Archäologische Erzählung und historische Ortsgebundenheit
Das historische Erbe der Gegend sollte gepflegt und erzählt werden durch die Schaffung eines inneren Kulturpfades von der Ruine der Franziskaner-Klosterkirche, weiter durch den Hof mit der französischen Kirche, dem Großen Judenhof usw.
Im neuen Hof des Block A werden Geschichten über die historischen Hinterhof-Milleus mit Werkstattkultur erzählt und durch neue nach außen gerichtete Funktionen begleitet, von hier aus führt der Kulturpfad weiter in den aktiven Kulturraum Tranzept in der Alten Münze.
Man kann sich fragen, wann die historische Erzählung beginnt und wann sie endet. Es ist offensichtlich mit der Erzählung des archäologischen Erbes, das im Boden liegt und den Ruinen der Gegend. Eine Stärke ist die Verflechtung des Areals mit bestehenden historischen Gebäuden wie dem Alten Stadthaus, da es eine historische Ortsgebundenheit verleiht. Doch der Plan, den Bau der 60er Jahre in der Klosterstraße abzureißen, ist aus Nachhaltigkeitssicht verkehrt und birgt das Risiko des Geschichtslosen; die Gefahr, eine Ära in der Geschichte zu überspringen. Wir sehen viel Potenzial in einer Umgestaltung sowohl des Bürogebäudes an der Stralauer Straße und dieses Gebäudes hier in der Klosterstraße. Als Ausgangspunkt liegt es nahe, am U-Bahn-Ausgang einen Durchgang zu der Grünfläche der französischen Kirche zu schaffen, zusammen mit einem generellen Öffnen der geschlossenen Erdgeschosszonen, und dann die Transformation des zur Zeit zu geschlossenen Ausdrucks der Gebäude. Es macht nicht nur Sinn den Bestand zu nutzen, sondern kann schöne, erlebnisreiche Gebäude und urbane Räume schaffen. Die Gebäudetiefe eignet sich für Gewerbe, aber auch Cluster-Wohnformen.
Bauphasen
Die Bebauung ist in kleinere Einheiten aufgeteilt, die mit Rücksicht auf archäologische Funde etappenweise errichtet werden können.
Bautechnik
Ein durchgängiges Bausystem aus Säulen und Trägern soll die Anzahl von tragenden Trennwänden reduzieren, um größtmögliche Flexibilität zu erreichen.

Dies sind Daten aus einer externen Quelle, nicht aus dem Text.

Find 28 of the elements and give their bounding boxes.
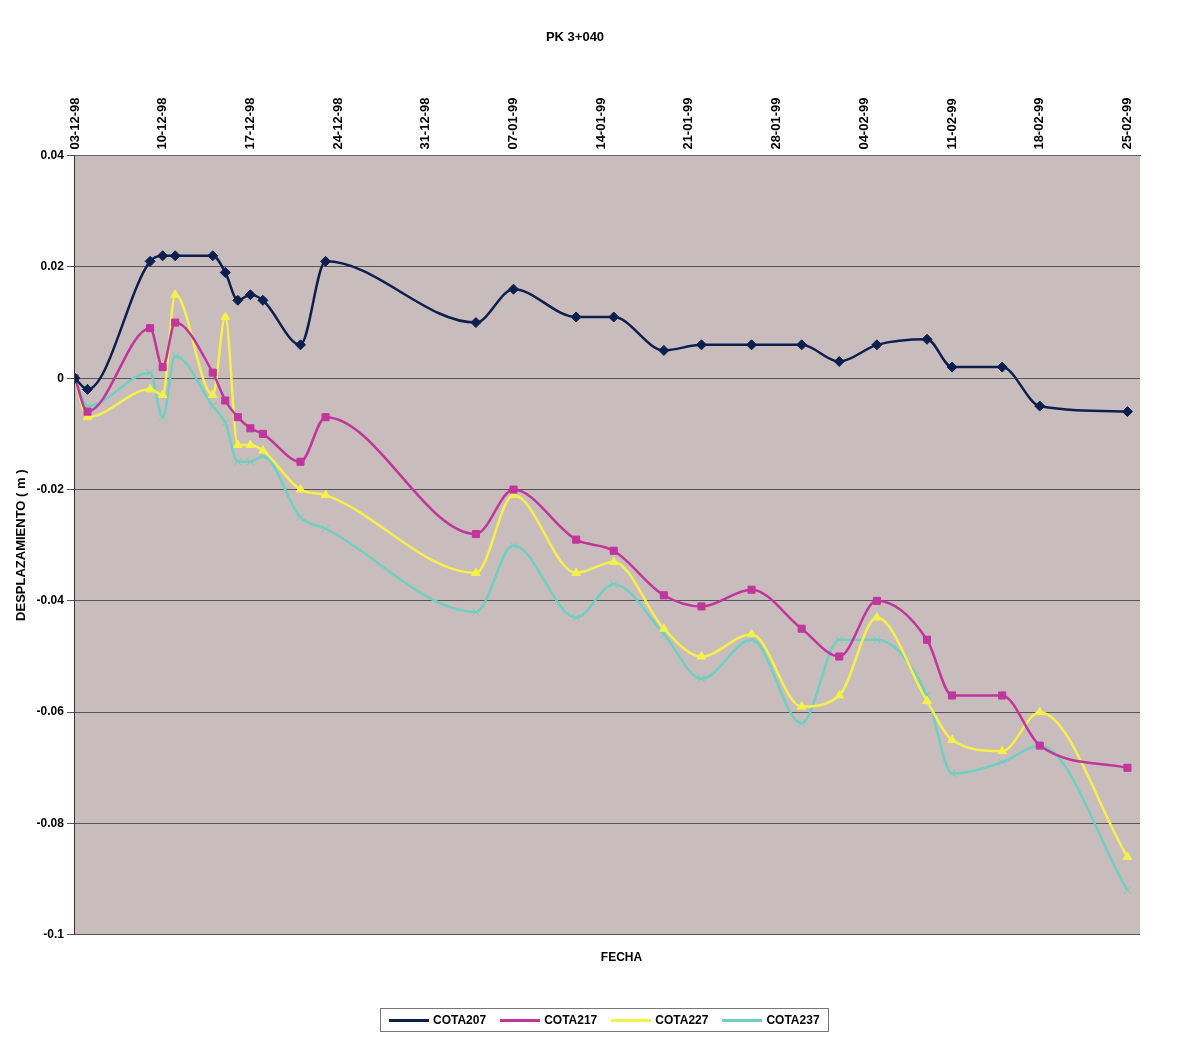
x-tick-label: 04-02-99 — [855, 97, 871, 150]
x-tick-label: 28-01-99 — [768, 97, 784, 150]
x-tick-label: 24-12-98 — [329, 97, 345, 150]
legend-label: COTA227 — [655, 1013, 709, 1027]
y-tick-label: -0.08 — [36, 815, 65, 830]
x-tick-label: 31-12-98 — [417, 97, 433, 150]
x-tick-label: 21-01-99 — [680, 97, 696, 150]
x-axis-title: FECHA — [599, 950, 644, 964]
y-tick-label: 0.04 — [40, 147, 65, 162]
x-tick-label: 03-12-98 — [66, 97, 82, 150]
y-tick-label: -0.1 — [43, 927, 65, 942]
legend-label: COTA207 — [433, 1013, 487, 1027]
x-tick-label: 14-01-99 — [592, 97, 608, 150]
x-tick-label: 18-02-99 — [1031, 97, 1047, 150]
y-tick-label: 0.02 — [40, 259, 65, 274]
x-tick-label: 17-12-98 — [241, 97, 257, 150]
x-tick-label: 11-02-99 — [943, 98, 959, 150]
y-tick-label: -0.06 — [36, 704, 65, 719]
y-tick-label: -0.02 — [36, 481, 65, 496]
x-tick-label: 25-02-99 — [1119, 97, 1135, 150]
y-axis-title: DESPLAZAMIENTO ( m ) — [13, 469, 29, 621]
legend-label: COTA237 — [766, 1013, 820, 1027]
legend-label: COTA217 — [544, 1013, 598, 1027]
x-tick-label: 07-01-99 — [505, 97, 521, 150]
y-tick-label: -0.04 — [36, 593, 65, 608]
x-tick-label: 10-12-98 — [154, 97, 170, 150]
y-tick-label: 0 — [57, 370, 65, 385]
chart-title: PK 3+040 — [545, 29, 605, 45]
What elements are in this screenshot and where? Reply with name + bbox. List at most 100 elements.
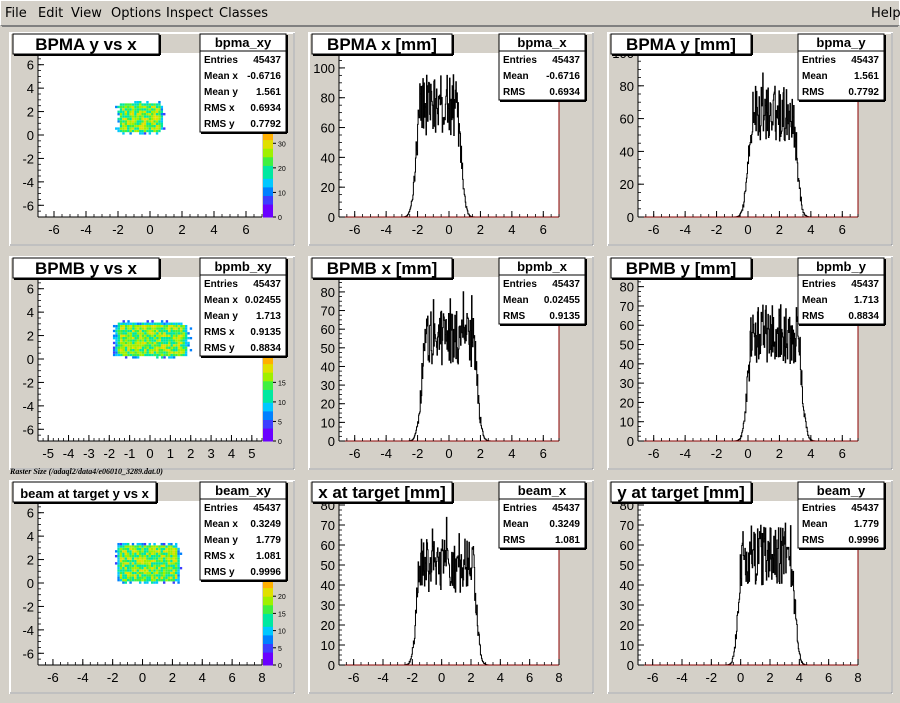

Die Treppenkerne werden brandbeständig ausgeführt und stabilisieren die Gebäude sowohl in Quer- als auch in Längsrichtung. Sie sind rauchfrei als Sicherheitstreppenhäuser ohne zusätzliche Anleiterung konzipiert und ermöglichen hierduch die Anpflanzung von Bäumen in Höfen und Straßen.
Baumaterialien
Die Stadt der Zukunft baut klimagerecht und abfallfrei. Der nachwachsende und leistungsstarke Baustoff Holz leistet hierbei einen zentralen Beitrag. Hohe Vorfertigung im modernen Holzbau prädestiniert ihn für das Bauen in der Stadt. Ressourcenverbrauchende Materialien sollen durch klimafreundliche Materialien ersetzt werden und so zusammengefügt werden, dass sie dauerhaft haltbar, reparabel, trennbar und veränderbar bleiben. Auch hier können wir von historischen Gebäuden lernen, die aus nur wenigen Materialien bestehen, und so dauerhaft reparabel und veränderlich bleiben, und die übrigens meist komplett ohne Technik einen höheren Komfort erreichen als jetzige Gebäude mit viel Technik. Wir müssen das einfache Bauen wieder erlernen.
Flexibilität
Bei der Ausarbeitung des Strukturplans haben wir starken Fokus auf das Bautechnische gelegt. Das haben wir getan, weil wir meinen, dass die gute Stadt ein komplexer Organismus ist, der im Laufe der Zeit in der Lage sein sollte, leben und sich verändern zu können. Mit einer flexiblen Skelettstruktur als Leitidee haben wir eine rationelle Grundrissdisposition herausgearbeitet, die auf gleichem Grundriss an sowohl große und kleine Wohnungen, Wohnungsbaugesellschaften, Gewerbemietverträge und Werkstattwohnungen angepasst werden kann, und dies mit einem einheitlichen Zugangssystem, das jeweils die Gemeinschaft fördert.